Here's an update to the police department's strategy to deal with chronic repeat suspended drivers by impounding more of their cars. We now have a fourth month of data, that the decline in suspended drivers compared to overall traffic tickets continues. The 218 suspended driving tickets in June represent 2.95% of the total tickets, which is the lowest month since the time-series comparison period starts in January, 2013. Each of the four months since the policy change has been the lowest month.
Now, a little theory: crackdown strategies like this are usually based on the belief that violators will be deterred. The deterrence can be specific (the offender ticketed is deterred from continuing to violate the law) or general (other suspended drivers, learning of the crackdown, will be less likely to drive and/or drive less frequently). Crackdowns are generally announced with considerable fanfare, in order to increase general deterrence.
There is a considerable body of research demonstrating that the deterrent impact of crackdowns usually decays rapidly over time. Interest fades, publicity lags, things rebound more or less to the same condition as before the crackdown. It will be very interesting to see if that occurs with the police impound strategy. It certainly hasn't yet, despite the fact that there has really been little publicity about the strategy since the initial blast of news stories back in February.

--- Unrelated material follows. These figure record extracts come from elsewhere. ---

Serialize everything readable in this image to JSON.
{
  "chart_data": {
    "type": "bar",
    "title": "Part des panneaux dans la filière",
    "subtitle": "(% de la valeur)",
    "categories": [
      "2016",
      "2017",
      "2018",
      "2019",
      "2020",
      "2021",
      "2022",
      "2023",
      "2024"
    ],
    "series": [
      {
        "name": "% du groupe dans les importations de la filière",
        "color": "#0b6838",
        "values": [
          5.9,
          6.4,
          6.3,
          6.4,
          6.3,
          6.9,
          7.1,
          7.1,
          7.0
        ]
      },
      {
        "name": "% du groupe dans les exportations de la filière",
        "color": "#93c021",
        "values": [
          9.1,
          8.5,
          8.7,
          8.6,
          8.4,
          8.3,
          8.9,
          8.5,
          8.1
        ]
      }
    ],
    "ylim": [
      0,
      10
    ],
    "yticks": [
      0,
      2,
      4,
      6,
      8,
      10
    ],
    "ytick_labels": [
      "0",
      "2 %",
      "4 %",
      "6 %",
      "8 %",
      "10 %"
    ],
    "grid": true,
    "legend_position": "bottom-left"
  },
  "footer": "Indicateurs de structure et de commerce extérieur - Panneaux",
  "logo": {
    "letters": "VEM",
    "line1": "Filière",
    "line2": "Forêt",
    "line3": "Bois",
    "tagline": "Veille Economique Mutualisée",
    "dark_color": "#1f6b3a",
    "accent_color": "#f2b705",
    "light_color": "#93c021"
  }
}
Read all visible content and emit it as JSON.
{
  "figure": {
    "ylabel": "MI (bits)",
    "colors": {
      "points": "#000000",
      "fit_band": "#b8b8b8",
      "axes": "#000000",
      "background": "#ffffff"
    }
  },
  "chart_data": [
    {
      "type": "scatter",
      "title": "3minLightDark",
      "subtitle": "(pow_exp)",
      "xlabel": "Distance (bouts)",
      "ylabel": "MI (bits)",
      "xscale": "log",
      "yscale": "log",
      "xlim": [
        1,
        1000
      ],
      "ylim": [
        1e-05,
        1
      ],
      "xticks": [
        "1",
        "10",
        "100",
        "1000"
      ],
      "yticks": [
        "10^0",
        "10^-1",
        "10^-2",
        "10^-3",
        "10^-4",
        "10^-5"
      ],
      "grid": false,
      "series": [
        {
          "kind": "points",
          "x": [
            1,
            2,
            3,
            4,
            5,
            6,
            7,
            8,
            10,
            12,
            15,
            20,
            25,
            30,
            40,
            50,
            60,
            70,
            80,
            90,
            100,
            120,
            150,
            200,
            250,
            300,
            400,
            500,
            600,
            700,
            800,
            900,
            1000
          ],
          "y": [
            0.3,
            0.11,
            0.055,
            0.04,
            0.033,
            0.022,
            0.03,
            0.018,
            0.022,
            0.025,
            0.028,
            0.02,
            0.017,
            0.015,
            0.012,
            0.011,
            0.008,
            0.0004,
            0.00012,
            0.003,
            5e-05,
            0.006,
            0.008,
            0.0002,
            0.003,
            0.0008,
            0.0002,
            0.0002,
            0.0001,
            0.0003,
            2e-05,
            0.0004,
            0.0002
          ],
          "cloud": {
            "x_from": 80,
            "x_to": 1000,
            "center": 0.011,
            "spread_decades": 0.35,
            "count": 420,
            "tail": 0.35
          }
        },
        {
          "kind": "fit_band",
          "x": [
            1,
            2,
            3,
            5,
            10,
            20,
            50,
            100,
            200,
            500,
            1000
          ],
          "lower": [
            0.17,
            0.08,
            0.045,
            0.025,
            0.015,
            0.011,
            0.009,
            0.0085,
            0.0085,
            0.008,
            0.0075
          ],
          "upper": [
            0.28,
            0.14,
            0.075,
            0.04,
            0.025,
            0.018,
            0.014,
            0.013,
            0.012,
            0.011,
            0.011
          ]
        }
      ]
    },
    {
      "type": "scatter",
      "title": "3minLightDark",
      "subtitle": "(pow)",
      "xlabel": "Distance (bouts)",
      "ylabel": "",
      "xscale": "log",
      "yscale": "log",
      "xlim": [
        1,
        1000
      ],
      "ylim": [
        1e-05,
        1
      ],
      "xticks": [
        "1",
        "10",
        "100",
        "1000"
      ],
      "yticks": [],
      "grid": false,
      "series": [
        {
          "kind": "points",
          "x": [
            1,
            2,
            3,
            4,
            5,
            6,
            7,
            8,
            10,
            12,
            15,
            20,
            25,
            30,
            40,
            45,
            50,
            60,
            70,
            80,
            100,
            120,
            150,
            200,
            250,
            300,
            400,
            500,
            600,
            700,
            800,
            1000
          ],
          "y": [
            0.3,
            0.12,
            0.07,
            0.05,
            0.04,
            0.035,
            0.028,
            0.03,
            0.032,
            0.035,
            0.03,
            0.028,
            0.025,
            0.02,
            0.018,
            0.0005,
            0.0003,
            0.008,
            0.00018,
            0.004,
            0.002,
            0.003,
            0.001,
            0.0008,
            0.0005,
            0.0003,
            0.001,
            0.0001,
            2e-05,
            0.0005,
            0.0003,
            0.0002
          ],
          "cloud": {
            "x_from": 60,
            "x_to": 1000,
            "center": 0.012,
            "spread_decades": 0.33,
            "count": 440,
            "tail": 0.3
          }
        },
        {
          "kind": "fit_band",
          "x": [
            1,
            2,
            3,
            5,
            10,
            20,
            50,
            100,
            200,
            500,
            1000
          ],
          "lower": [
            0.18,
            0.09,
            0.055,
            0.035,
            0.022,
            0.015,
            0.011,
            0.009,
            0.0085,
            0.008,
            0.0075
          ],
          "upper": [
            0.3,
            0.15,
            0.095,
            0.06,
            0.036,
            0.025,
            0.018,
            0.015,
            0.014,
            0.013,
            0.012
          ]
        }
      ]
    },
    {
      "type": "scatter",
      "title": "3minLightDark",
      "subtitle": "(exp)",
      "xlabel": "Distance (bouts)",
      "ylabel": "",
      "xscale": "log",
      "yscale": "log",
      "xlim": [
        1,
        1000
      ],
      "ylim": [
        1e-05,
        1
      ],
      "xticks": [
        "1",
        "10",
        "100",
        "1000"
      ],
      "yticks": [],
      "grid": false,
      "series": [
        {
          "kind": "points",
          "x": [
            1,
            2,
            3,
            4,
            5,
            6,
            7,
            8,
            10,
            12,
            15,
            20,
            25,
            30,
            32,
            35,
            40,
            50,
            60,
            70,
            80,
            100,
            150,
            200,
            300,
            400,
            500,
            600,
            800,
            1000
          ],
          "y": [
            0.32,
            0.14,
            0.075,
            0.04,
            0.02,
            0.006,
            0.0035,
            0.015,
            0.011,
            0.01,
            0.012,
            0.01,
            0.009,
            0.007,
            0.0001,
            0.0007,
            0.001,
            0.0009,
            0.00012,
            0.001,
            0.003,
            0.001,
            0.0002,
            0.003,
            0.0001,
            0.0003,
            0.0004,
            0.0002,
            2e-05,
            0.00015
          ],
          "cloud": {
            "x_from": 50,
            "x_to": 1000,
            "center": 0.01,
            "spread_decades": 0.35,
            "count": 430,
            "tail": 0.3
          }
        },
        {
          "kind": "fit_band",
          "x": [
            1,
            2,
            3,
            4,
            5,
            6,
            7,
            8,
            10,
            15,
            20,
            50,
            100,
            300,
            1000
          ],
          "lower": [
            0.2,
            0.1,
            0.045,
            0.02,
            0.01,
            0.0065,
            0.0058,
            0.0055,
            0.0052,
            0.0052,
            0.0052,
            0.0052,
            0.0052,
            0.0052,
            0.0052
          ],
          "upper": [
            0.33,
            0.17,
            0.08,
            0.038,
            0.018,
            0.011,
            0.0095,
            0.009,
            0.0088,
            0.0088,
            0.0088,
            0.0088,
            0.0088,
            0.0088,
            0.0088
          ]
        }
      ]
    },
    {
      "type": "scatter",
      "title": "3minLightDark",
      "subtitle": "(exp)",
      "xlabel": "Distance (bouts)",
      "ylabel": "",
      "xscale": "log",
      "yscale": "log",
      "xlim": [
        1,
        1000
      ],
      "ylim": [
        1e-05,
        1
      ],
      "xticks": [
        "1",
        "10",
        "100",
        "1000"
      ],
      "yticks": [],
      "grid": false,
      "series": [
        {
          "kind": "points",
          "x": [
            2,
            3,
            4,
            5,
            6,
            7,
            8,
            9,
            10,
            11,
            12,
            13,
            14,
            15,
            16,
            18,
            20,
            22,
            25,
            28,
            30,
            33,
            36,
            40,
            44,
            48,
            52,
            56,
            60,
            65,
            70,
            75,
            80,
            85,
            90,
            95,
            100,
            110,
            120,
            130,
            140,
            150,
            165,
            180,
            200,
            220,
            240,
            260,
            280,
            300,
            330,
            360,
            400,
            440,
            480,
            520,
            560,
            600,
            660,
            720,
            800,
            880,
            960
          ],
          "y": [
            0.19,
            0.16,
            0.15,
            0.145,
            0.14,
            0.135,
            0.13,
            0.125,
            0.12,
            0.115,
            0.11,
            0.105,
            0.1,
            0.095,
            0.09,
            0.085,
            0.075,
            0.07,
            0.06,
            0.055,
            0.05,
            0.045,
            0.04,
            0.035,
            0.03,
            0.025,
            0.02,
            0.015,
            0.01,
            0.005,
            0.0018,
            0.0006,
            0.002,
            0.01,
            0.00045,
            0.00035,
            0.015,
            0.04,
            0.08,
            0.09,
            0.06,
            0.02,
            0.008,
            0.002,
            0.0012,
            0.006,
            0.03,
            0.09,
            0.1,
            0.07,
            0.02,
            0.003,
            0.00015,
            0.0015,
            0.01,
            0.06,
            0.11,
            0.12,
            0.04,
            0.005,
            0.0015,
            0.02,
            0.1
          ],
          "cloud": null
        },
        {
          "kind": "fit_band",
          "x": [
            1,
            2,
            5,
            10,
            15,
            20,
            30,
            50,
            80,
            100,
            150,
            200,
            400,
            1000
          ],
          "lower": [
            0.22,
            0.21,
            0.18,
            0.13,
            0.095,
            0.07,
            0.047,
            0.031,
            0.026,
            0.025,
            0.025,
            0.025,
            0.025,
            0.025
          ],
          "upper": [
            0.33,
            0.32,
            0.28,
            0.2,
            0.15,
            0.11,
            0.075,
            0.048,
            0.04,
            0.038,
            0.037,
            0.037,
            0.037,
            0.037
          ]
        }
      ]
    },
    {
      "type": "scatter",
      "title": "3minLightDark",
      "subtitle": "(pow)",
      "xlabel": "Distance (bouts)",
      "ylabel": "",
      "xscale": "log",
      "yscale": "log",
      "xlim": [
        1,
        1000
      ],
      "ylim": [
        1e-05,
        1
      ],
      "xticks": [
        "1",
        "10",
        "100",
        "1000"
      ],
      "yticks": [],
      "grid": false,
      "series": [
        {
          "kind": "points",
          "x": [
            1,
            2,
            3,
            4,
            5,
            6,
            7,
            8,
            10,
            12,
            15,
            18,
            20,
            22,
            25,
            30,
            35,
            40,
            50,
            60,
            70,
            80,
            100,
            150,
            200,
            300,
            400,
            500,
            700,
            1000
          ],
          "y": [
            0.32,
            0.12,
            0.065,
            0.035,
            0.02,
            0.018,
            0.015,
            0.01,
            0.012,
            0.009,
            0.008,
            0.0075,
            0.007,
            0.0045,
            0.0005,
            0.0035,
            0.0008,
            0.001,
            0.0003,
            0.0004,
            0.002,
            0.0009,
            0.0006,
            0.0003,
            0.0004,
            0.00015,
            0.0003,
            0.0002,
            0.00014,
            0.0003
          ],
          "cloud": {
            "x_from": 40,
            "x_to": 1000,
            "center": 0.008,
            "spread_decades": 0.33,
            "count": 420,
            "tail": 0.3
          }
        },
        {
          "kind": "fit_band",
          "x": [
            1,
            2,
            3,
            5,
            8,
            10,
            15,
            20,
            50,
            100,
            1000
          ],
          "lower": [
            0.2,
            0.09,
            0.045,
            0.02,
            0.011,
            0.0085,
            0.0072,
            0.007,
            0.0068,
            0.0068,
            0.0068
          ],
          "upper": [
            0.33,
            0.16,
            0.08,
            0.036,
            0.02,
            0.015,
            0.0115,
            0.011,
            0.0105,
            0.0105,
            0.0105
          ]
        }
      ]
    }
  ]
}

I think there is a good chance that the effect of this strategy may be quite sticky compared to other crackdowns, because this one is not just based on the deterrent effect. It has an additional component: removing the instrumentality of the crime--the car. Impounding the car for 30 days makes it more difficult for the suspended driver to continue to drive. The time and effort necessary for finding another vehicles to drive is significant, and that alone should impact the likelihood the driver gets back behind the wheel, as well as how quickly he or she does so.